Être en osmose avec le cadre…
La conception résonne comme un écho au site environnant pour mieux s’y fondre : le bois est en majesté, omniprésent, dedans comme dehors. La maison est ainsi construite en structure poteaux-poutres en bois lamellé, volontairement surdimensionnés, visibles aussi bien à l’intérieur qu’à l’extérieur, dans cette volonté d’être vraiment dans une continuité permanente de l’espace. Certaines travées sont comblées par des panneaux à ossature bois bardés de liteaux en pin des Landes, apportant opacité et contreventement. À l’intérieur, les plafonds sont habillés de pin des Landes. Ce matériau est repris dans les nombreux rangements intégrés dès l’entrée.
Les volumes inclinés favorisent des hauteurs généreuses, optimisées dans les chambres par l’ajout de mezzanines au-dessus des pièces d’eau. Cette configuration permet de bénéficier d’orientations multiples dans chaque pièce, amplifiant la relation avec l’extérieur. L’association des chênes présents, des débords de toiture et des brise-soleil crée un jeu d’ombres et de lumières en constante évolution sur les façades auxquelles s’adosse, côté sud, une pergola également en bois.
… et en osmose avec l’époque
Plus qu’un habillage, pour ce projet, les architectes ont cherché à revisiter les techniques traditionnelles landaises à pans de bois en y intégrant des savoir-faire contemporains. Comme ils l’expliquent, la maison est composée de deux volumes de 5 x 20 mètres : « En toiture mono-pente, ils sont décalés de 5 mètres l’un par rapport à l’autre. Au centre, une travée de 2 mètres de large, avec un toit plat, sert de jonction entre les deux et constitue l’épine dorsale de la maison en la traversant de part en part. Elle signale l’entrée, d’où l’on peut apercevoir la terrasse au sud par transparence. »

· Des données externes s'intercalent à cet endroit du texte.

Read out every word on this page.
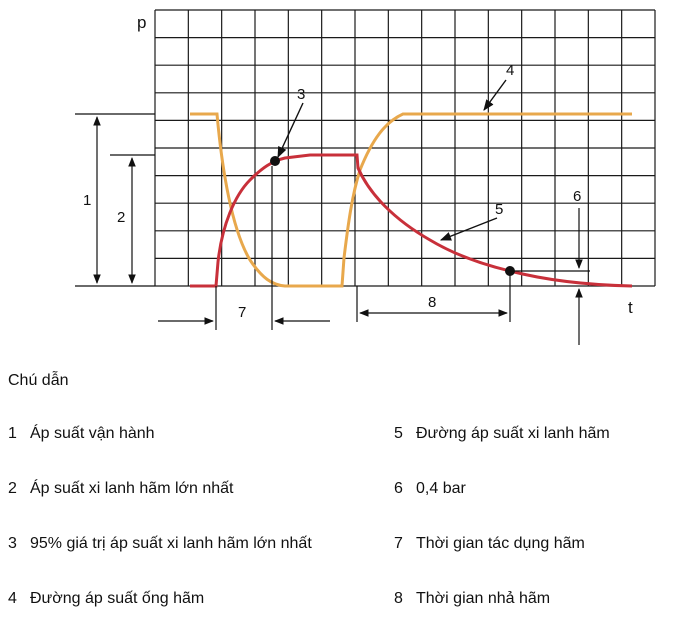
p
t
1
2
3
4
5
6
7
8
Chú dẫn
1 Áp suất vận hành
2 Áp suất xi lanh hãm lớn nhất
3 95% giá trị áp suất xi lanh hãm lớn nhất
4 Đường áp suất ống hãm
5 Đường áp suất xi lanh hãm
6 0,4 bar
7 Thời gian tác dụng hãm
8 Thời gian nhả hãm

L’utilisation de la tuile locale est aussi une composante essentielle de l’esthétique. Le projet a d’ailleurs reçu un prix Architendance en 2024 pour cette parfaite intégration, le jury soulignant le travail subtil réalisé sur des points tels que l’écoulement des eaux de pluie.
Performance énergétique
Les architectes ont intégré la présence des arbres et des feuillages à la conception bioclimatique de la maison, car l’objectif était aussi de privilégier un ombrage en été et de laisser le soleil pénétrer au cœur de la maison en hiver.

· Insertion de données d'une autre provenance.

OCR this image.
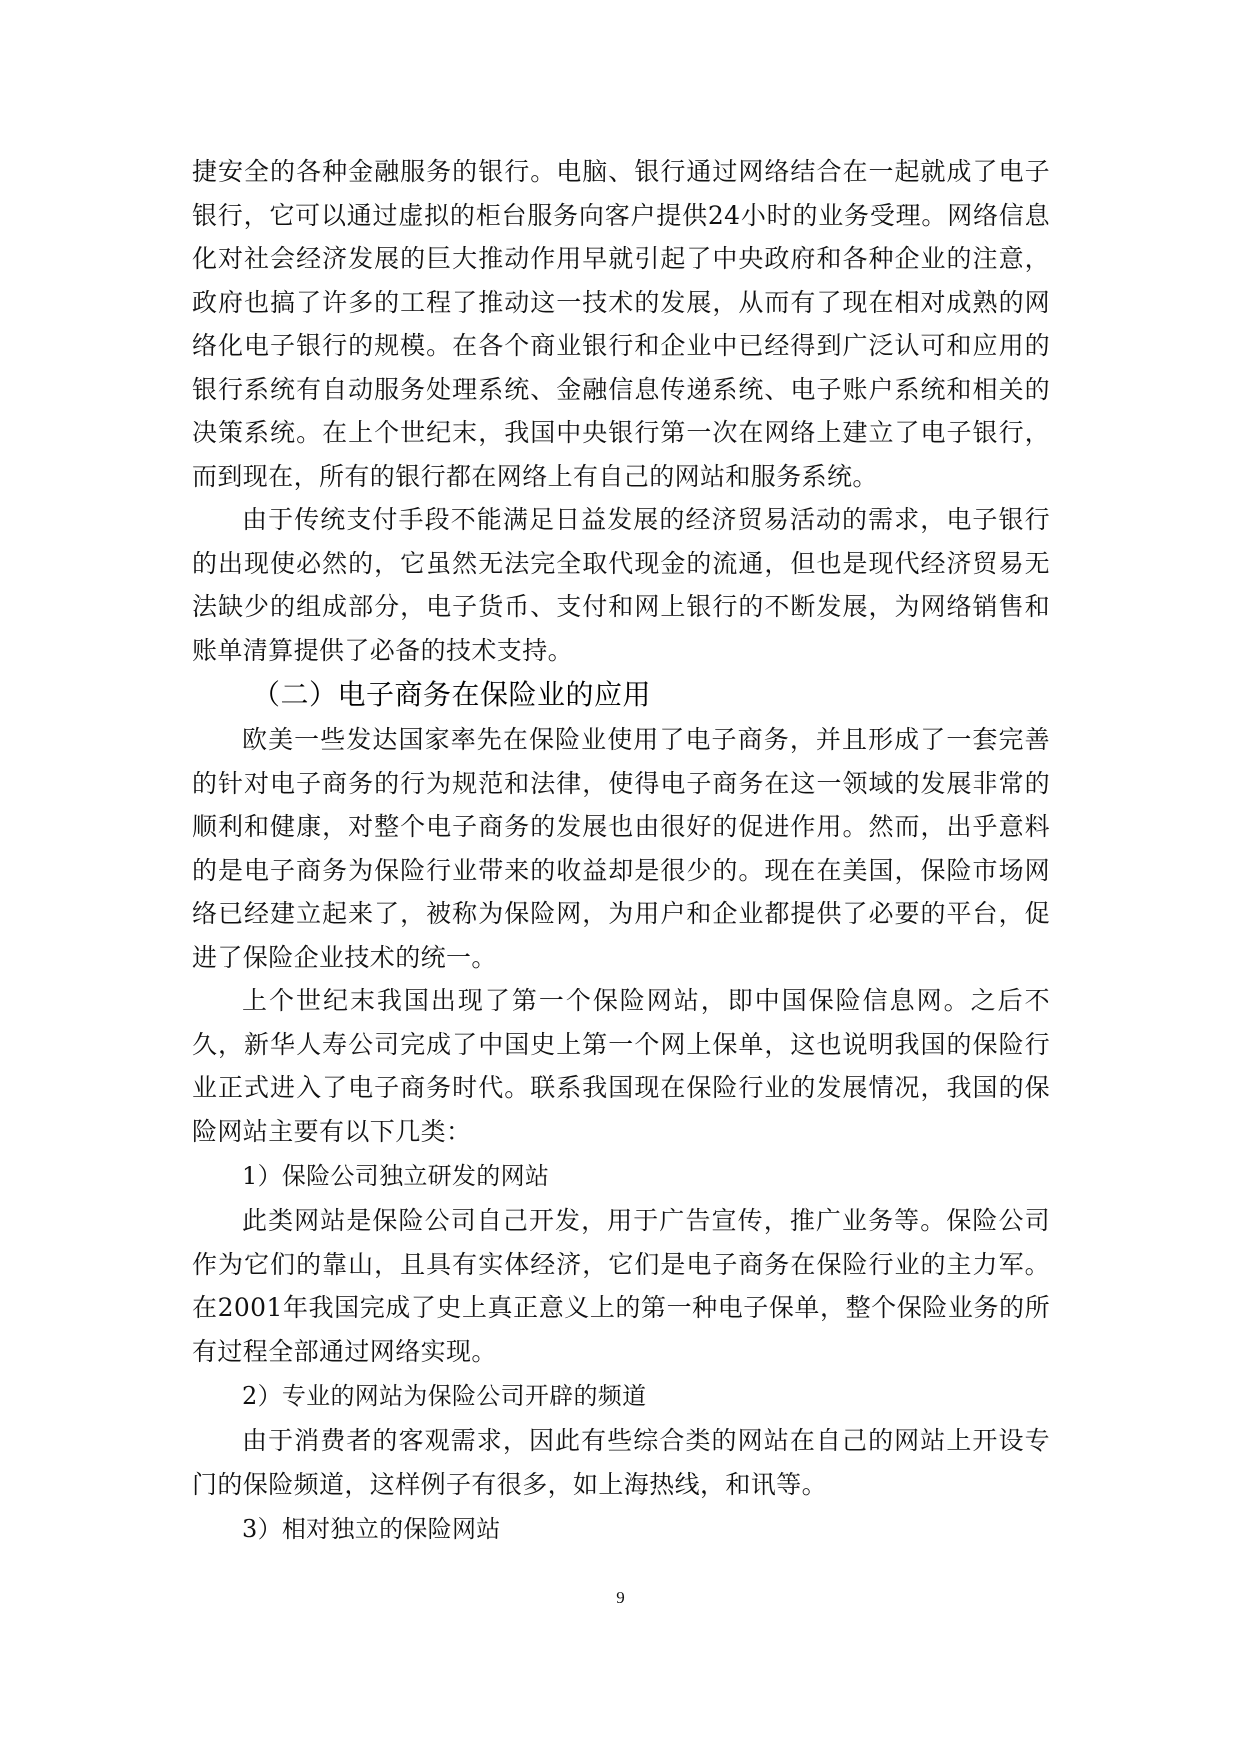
捷安全的各种金融服务的银行。电脑、银行通过网络结合在一起就成了电子银行，它可以通过虚拟的柜台服务向客户提供24小时的业务受理。网络信息化对社会经济发展的巨大推动作用早就引起了中央政府和各种企业的注意，政府也搞了许多的工程了推动这一技术的发展，从而有了现在相对成熟的网络化电子银行的规模。在各个商业银行和企业中已经得到广泛认可和应用的银行系统有自动服务处理系统、金融信息传递系统、电子账户系统和相关的决策系统。在上个世纪末，我国中央银行第一次在网络上建立了电子银行，而到现在，所有的银行都在网络上有自己的网站和服务系统。

由于传统支付手段不能满足日益发展的经济贸易活动的需求，电子银行的出现使必然的，它虽然无法完全取代现金的流通，但也是现代经济贸易无法缺少的组成部分，电子货币、支付和网上银行的不断发展，为网络销售和账单清算提供了必备的技术支持。

（二）电子商务在保险业的应用

欧美一些发达国家率先在保险业使用了电子商务，并且形成了一套完善的针对电子商务的行为规范和法律，使得电子商务在这一领域的发展非常的顺利和健康，对整个电子商务的发展也由很好的促进作用。然而，出乎意料的是电子商务为保险行业带来的收益却是很少的。现在在美国，保险市场网络已经建立起来了，被称为保险网，为用户和企业都提供了必要的平台，促进了保险企业技术的统一。

上个世纪末我国出现了第一个保险网站，即中国保险信息网。之后不久，新华人寿公司完成了中国史上第一个网上保单，这也说明我国的保险行业正式进入了电子商务时代。联系我国现在保险行业的发展情况，我国的保险网站主要有以下几类：

1）保险公司独立研发的网站

此类网站是保险公司自己开发，用于广告宣传，推广业务等。保险公司作为它们的靠山，且具有实体经济，它们是电子商务在保险行业的主力军。在2001年我国完成了史上真正意义上的第一种电子保单，整个保险业务的所有过程全部通过网络实现。

2）专业的网站为保险公司开辟的频道

由于消费者的客观需求，因此有些综合类的网站在自己的网站上开设专门的保险频道，这样例子有很多，如上海热线，和讯等。

3）相对独立的保险网站

9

L’usage du béton est limité aux fondations et au dallage, tandis qu’un plancher chauffant-rafraîchissant, alimenté par une pompe à chaleur air-eau, assure le confort thermique. Le choix a été fait de ne pas installer de gouttières, le sol sableux étant très infiltrant. L’eau de pluie est directement absorbée en pied de façade. Les débords de toiture participent à l’évacuation naturelle de l’eau tout en renforçant l’effet de protection solaire. Ainsi, ce projet est le fruit d’une écoute et d’une belle appropriation du site. Il exprime bien la philosophie de l’agence, en effet, Oeco est l’acronyme d’« œuvre collective ». L’équipe aime à s’appuyer sur un socle commun d’expériences et de références, à ouvrir un dialogue avec les maîtres d’ouvrage, pour penser des architectures pérennes, ancrées dans leur environnement. Dont acte.